Einfluss von Laminproteinen auf die mechanischen Eigenschaften von Zellkernen - Eine Rasterkraft- und Elektronenmikroskopische Analyse

Abstract

Lamins are type V intermediate filament proteins. They are building blocks of the nuclear lamina, a filamentous meshwork underlying the inner nuclear membrane. The nuclear lamina provides structural support to maintain nuclear shape and stability. The lamina is also involved in transcription, the organisation of chromatin, DNA replication, DNA-repair and gene regulation. Mutations in lamin genes, especially in the LMNA gene, cause tissue-specific diseases, the laminopathies. Within the course of this work a method was established to quantify the contribution of the lamina to the mechanical properties of the nucleus. The ectopic expression of lamin A in Xenopus oocytes induces an additional filament layer. Nuclei of these oocytes were stiffer than control nuclei. Force curves of isolated nuclei were obtained with an atomic force microscope (AFM) to quantify the stiffness (spring constant) of the nuclei. The stiffness and the thickness of the lamina increased by a higher expression of lamin A. The thickness of the lamina was measured by transmission electron microscopy.
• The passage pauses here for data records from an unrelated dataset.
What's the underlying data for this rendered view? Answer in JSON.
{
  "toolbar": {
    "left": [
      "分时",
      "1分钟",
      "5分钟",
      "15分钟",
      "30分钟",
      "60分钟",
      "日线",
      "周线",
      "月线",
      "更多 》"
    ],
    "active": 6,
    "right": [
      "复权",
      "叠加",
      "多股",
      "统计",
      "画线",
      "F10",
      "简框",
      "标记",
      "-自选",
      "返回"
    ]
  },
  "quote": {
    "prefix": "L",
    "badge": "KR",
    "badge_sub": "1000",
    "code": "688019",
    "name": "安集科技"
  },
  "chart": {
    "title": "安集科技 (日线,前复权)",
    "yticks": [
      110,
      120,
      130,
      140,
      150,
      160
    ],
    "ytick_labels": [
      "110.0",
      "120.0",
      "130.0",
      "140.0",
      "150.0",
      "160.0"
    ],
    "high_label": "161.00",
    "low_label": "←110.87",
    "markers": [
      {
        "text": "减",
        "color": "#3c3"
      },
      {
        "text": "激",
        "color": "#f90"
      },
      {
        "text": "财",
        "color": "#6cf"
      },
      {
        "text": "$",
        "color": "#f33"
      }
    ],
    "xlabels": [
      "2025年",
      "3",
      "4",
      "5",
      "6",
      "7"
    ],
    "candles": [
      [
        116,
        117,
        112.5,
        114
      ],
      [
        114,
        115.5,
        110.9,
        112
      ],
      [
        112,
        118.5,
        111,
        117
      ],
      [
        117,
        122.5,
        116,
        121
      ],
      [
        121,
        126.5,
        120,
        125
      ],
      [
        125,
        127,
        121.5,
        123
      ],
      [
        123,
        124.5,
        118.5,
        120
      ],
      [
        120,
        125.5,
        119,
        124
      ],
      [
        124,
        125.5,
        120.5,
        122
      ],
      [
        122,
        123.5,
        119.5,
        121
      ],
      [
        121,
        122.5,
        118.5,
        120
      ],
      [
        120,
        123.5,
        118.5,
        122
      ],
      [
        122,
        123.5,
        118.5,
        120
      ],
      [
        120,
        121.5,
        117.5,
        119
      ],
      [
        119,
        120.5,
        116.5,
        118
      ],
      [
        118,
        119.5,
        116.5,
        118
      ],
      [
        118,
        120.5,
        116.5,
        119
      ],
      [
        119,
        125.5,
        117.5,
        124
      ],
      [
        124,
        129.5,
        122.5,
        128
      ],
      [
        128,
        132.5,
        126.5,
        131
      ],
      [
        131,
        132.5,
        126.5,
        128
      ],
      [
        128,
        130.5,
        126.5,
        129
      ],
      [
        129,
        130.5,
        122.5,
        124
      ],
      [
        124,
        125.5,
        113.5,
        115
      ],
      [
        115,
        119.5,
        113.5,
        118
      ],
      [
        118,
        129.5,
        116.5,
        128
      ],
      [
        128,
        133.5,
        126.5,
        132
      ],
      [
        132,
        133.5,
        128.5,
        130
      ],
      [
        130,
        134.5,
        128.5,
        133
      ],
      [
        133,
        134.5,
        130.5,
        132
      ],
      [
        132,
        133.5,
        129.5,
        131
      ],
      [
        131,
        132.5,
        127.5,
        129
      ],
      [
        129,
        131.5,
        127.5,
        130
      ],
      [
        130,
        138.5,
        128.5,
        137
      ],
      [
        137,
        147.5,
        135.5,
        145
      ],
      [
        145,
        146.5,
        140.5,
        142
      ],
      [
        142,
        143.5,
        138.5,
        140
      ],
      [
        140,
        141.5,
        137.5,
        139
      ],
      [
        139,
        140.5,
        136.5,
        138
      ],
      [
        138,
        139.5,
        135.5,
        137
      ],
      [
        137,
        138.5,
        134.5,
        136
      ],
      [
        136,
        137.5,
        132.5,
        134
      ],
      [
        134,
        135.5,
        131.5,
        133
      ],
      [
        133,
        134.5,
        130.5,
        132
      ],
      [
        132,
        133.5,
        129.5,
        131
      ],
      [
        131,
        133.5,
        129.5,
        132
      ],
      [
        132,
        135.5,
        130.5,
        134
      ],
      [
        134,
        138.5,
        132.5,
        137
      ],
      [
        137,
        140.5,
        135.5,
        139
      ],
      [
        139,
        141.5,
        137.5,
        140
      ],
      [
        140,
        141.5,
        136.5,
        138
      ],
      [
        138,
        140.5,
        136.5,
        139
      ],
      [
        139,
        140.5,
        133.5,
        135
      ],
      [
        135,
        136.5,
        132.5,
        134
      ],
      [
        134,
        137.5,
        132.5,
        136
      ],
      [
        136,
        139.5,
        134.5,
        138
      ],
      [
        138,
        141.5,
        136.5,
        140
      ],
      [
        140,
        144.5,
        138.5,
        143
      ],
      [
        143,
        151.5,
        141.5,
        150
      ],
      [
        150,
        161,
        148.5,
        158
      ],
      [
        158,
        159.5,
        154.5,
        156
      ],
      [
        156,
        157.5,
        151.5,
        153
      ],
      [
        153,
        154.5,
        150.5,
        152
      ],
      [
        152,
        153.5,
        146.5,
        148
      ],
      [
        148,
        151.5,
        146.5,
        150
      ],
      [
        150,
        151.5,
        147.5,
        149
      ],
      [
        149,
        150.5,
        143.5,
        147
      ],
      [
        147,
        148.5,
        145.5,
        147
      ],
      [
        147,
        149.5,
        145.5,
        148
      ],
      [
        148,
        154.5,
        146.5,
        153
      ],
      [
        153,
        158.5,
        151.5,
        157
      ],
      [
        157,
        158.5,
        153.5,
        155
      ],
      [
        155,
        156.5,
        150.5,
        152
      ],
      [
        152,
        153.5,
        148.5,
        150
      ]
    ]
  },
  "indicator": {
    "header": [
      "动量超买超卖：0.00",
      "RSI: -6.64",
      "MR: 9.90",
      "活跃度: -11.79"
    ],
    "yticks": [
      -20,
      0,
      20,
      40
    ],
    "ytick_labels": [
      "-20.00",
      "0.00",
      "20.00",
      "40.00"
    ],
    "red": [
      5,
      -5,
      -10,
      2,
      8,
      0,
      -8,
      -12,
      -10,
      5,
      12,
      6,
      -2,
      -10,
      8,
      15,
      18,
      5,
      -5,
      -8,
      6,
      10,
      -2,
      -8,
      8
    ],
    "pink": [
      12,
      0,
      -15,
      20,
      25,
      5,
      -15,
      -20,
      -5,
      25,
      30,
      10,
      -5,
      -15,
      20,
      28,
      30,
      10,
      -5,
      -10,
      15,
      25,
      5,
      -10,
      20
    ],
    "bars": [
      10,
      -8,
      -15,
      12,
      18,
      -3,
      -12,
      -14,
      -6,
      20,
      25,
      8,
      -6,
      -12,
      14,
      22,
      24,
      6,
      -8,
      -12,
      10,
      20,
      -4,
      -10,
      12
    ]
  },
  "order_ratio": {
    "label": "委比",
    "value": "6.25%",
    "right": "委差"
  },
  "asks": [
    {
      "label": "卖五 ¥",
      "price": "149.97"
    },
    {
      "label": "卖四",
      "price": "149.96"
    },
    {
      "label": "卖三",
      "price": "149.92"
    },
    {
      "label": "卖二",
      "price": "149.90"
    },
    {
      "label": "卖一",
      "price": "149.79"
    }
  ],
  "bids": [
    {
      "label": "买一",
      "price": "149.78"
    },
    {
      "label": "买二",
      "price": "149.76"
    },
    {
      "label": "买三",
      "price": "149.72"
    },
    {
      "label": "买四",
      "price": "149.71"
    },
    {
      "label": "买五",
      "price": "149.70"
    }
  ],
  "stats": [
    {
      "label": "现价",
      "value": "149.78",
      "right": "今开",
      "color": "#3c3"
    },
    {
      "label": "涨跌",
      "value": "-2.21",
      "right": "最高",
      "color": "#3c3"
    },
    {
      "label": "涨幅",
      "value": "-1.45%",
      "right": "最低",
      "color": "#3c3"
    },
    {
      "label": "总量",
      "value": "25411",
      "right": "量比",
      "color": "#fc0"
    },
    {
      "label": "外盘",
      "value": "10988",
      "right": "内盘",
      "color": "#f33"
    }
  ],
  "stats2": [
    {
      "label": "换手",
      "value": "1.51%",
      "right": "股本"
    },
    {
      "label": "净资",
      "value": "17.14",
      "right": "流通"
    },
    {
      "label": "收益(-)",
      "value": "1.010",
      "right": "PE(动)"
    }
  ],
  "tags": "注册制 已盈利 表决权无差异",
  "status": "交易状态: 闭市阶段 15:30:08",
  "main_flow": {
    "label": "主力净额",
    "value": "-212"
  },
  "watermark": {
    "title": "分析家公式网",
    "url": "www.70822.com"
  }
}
With both, thickness of the lamina and spring constant the E-Modul for the lamina was calculated. Nuclei of Xenopus oocytes exhibit a sponge-like meshwork of actin, which contributes to the stability of the nucleus. Due to the expression of the specific export factor of actin, nuclei became extremely fragile. In contrast, nuclei with lamin A remained stiff, even when the acitn was not present. In further studies the effect of lamin B1 was analyzed. The results shown, that the expression of lamin B1 did not influence the stiffness of the nuclei. The different morphology of the nuclear envelope could be a cause for that. A-type lamins induce layers of filaments. In contrast, B-type lamins induce intranuclear membranes. The B-type lamins are located at these membranes and can not contribute to the stiffness of the lamina. Chimeras of A-type and B-type lamins have shown that the tail domain is responsible for the building of filament layers.